Thursday 29 September 2011

BHO Issue 6: 'Data structured geographically is not represented visually'

Page

Source

Heuristic

Memorability

Description

For a set of local history volumes, there is no visual way to assess coverage over what could be a substantial amount of data.

Impact severity

High

Recommend

If the source contains a map showing coverage, then provide that map at the source level with positioned links to the individual volumes or articles as appropriate.

Examples

The Survey of London volumes have been created over the course of 120 years and cover some of the most iconic locations in the capital. At the moment, the user would have to remember the descriptions of over 50 volumes to go straight to the one they want because the subtitles can be quite general.
Volumes which cover adjoining geographic areas are not published in sequence (e.g. vols 3 and 5)


Quantitative measure

Where would you expect to find an account of the church of St Giles in the Fields ?

Actual question

Please click on where you'd expect to find an account of the church of St Giles in the Fields

Initial click test result ('before')

July 2011, 200 responses.

'Before'


Development change

Insertion of new map facility with simple jQuery based zoom function at the head of the volume list (Survey of London on British History Online).

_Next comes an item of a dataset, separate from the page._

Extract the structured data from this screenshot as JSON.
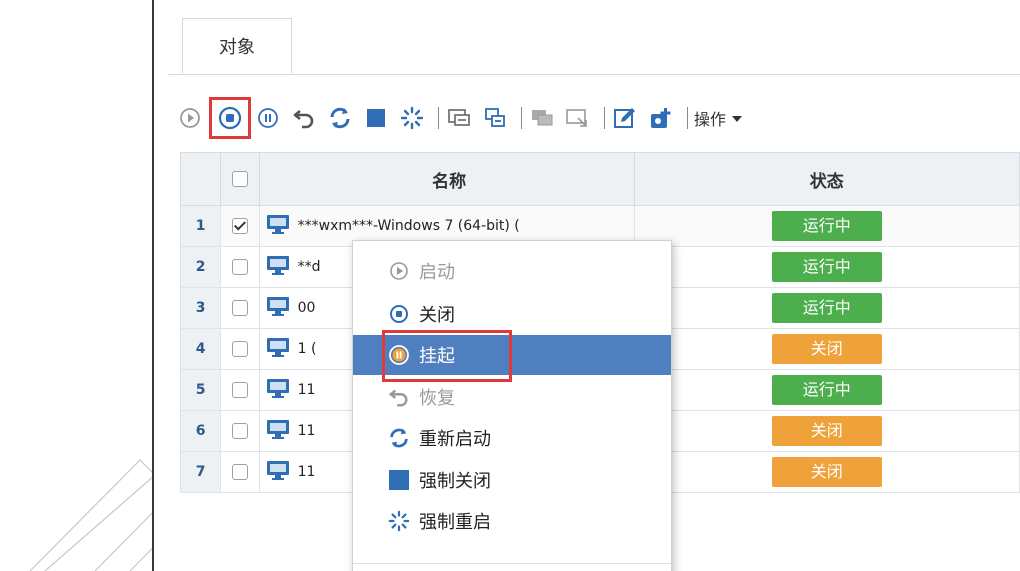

Follow-up click test result ('after')

September 2011, 154 responses.
'After'

Reflection

Difficult to make out any movement in clicks using the Survey of London. That may be because the question asked users to find an area for which an account existed - it may be that users who are researching areas not covered by the Survey are able to see more quickly that it won't be directly useful to their work.

It may be more use therefore in the structuring of a research project (i.e. the identification of relevant sources), rather than detailed research itself. Future usability studies should take account of this value.